Almost seems impossible to fathom that the future was once something people looked forward to with anticipation instead of trepidation. The unknown was exciting. It signified hope for a better life through technological progress. The Italian Futurists believed that. They embraced the industrial age, the machine, new materials, creating art that displayed geometric forms and evoked speed, movement, modernity.
Fast-Forward Futurism, the Wolfsonian-FIU's series of lectures, discussions, and celebrations held in conjunction with the exhibition "Depero Futurista Rome-Paris-New York, 1915-1932," just may help revive and perpetuate optimistic notions about the world of tomorrow.
"The Italians have always been recognized for incredible design: fashion, industrial, architecture, furniture," says Wolfsonian-FIU director Cathy Leff, who credits the FFF series to "a community effort."
A host of major names in Italian design -- Alberto Alessi (of tabletop product fame), Alessandro Mendini (designer and spokesman for Studio Alchymia design group), Ennio Capasa (founder of fashion house Costume National), and others -- will travel to Miami from Milan to, as Leff says, "show that what the original Futurists were concerned with is relevant today." (Architect Mario Botta kicked off the series a few weeks ago.) Along with writers and architects, they'll deliver lectures and serve as panelists for discussions about technology, mass production, and the horizons of design in a global market. Design retail store Arango will host a show including recent works by Enzo Mari and Ettore Sottsass (founder of the innovative design group Memphis). The highlight of the series: a Futurist ball held in Big Time Productions's Ice Palace, where local stores Luminaire and Senzatempo will create outrageous installations. An Italian-style community celebration will cap things off at the end of April.

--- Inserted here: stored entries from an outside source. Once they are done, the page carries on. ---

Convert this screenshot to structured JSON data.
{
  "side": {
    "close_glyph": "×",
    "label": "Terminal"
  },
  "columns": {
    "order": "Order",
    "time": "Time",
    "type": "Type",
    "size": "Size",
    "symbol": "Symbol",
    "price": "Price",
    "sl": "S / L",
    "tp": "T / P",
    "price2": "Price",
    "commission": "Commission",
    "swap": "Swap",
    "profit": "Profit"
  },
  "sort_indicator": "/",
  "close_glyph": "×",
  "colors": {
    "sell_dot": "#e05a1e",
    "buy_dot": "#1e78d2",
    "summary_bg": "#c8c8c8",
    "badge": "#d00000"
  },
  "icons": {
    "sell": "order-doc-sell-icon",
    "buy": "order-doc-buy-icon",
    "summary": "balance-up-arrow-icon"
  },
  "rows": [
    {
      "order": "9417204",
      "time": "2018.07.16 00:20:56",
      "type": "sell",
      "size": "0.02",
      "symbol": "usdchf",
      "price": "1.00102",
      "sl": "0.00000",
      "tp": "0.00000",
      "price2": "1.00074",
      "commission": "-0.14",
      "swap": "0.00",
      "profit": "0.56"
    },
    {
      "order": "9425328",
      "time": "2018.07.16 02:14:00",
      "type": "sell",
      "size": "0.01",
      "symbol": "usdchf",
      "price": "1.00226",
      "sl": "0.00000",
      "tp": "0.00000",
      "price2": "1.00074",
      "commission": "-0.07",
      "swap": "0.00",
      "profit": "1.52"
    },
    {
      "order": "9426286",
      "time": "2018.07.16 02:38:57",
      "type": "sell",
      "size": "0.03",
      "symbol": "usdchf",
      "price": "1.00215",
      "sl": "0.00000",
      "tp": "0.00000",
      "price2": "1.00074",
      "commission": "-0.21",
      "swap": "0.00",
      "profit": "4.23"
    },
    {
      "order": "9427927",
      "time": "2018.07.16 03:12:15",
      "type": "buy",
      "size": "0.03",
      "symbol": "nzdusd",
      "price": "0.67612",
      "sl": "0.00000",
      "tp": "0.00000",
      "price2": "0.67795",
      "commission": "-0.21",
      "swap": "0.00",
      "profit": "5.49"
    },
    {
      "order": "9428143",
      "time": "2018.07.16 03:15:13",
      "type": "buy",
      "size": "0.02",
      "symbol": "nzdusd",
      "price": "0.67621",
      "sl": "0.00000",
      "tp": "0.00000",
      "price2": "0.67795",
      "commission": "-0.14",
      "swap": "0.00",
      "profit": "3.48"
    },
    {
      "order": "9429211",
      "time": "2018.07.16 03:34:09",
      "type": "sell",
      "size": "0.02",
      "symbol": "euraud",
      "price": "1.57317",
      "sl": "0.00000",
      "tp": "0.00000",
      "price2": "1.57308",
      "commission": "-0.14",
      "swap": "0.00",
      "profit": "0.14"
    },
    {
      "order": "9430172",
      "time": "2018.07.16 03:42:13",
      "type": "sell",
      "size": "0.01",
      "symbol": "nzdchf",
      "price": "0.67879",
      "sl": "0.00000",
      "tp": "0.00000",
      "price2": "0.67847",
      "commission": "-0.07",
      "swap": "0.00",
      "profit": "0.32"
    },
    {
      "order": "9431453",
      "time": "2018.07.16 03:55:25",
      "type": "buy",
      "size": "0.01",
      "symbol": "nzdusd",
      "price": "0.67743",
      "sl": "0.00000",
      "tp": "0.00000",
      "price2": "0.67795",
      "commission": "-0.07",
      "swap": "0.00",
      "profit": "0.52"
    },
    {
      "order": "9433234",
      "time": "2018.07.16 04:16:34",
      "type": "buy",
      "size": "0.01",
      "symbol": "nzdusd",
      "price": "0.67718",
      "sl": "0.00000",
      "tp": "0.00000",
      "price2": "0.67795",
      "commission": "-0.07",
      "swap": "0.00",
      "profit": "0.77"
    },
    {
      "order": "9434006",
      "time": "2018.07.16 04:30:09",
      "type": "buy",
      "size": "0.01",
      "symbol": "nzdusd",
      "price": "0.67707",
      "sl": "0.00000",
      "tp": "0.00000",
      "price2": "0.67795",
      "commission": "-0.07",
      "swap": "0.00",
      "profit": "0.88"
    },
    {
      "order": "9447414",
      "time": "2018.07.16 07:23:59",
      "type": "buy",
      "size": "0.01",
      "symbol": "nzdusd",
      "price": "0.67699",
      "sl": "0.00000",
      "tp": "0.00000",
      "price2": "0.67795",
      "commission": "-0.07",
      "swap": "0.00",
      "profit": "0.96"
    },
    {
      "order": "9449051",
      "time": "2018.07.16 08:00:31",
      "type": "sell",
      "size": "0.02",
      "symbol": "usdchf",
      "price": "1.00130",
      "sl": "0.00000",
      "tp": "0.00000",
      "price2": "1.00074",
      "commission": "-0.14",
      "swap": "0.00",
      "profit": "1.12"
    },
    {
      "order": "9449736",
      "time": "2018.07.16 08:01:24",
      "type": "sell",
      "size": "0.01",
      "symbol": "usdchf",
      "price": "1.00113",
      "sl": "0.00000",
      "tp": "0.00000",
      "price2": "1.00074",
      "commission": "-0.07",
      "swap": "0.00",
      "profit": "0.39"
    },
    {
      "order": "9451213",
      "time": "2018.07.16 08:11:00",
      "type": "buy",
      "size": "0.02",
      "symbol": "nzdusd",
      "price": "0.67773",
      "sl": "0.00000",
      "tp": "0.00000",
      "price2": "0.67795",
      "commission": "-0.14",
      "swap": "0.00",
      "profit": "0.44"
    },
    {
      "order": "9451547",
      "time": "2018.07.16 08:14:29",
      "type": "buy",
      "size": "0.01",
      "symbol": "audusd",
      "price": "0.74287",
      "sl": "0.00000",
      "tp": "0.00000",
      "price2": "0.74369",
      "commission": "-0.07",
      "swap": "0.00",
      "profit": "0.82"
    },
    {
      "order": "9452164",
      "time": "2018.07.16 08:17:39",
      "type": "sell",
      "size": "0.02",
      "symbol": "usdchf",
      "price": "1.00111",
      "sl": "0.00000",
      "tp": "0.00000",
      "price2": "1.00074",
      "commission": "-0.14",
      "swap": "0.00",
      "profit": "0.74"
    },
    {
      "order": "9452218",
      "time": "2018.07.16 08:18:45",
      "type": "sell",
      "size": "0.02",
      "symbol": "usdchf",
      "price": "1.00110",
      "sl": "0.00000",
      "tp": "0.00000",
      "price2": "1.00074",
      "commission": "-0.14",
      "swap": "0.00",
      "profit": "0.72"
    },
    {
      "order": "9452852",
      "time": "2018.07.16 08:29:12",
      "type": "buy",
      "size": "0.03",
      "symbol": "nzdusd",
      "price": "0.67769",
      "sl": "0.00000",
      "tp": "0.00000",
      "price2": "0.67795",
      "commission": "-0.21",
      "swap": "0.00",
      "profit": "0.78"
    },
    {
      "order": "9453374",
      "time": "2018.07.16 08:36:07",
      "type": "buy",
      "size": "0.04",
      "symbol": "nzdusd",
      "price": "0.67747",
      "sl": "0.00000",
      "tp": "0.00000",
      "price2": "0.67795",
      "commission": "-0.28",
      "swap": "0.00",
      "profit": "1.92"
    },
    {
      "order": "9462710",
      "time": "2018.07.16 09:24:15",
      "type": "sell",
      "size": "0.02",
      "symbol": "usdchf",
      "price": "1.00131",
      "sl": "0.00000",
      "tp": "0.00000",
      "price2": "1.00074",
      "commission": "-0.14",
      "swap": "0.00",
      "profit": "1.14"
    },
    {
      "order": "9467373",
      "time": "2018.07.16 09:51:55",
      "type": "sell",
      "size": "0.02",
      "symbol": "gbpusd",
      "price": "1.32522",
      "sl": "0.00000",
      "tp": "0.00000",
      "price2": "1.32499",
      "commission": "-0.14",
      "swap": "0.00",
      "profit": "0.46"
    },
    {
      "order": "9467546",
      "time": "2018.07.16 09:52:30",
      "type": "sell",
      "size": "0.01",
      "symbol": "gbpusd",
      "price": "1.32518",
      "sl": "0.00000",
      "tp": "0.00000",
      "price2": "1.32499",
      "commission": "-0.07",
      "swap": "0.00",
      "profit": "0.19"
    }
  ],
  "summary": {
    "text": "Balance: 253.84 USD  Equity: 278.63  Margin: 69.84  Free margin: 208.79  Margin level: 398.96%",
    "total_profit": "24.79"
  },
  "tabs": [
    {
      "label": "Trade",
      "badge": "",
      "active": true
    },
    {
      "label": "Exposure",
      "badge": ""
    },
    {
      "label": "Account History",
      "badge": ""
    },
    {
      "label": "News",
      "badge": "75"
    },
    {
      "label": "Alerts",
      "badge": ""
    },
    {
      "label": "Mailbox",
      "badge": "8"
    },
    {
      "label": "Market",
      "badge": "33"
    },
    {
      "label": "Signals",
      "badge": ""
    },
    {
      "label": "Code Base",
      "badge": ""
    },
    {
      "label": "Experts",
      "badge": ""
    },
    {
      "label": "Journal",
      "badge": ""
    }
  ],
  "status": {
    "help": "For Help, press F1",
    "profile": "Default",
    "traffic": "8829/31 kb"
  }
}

All quite fitting for Miami, a city that seems to have only lately discovered how important the relics of its past are to its eventual well-being. "I think Miami today reflects the spirit of the Futurists," Leff says. "They were very concerned with breaking any ties with the conventional past, and Miami up until recently defined itself in terms of the future. There was little appreciation for things we have of the past. They had been ignored by neglect or by default, not by intent. Now there's more consciousness about our past." And maybe our future, too.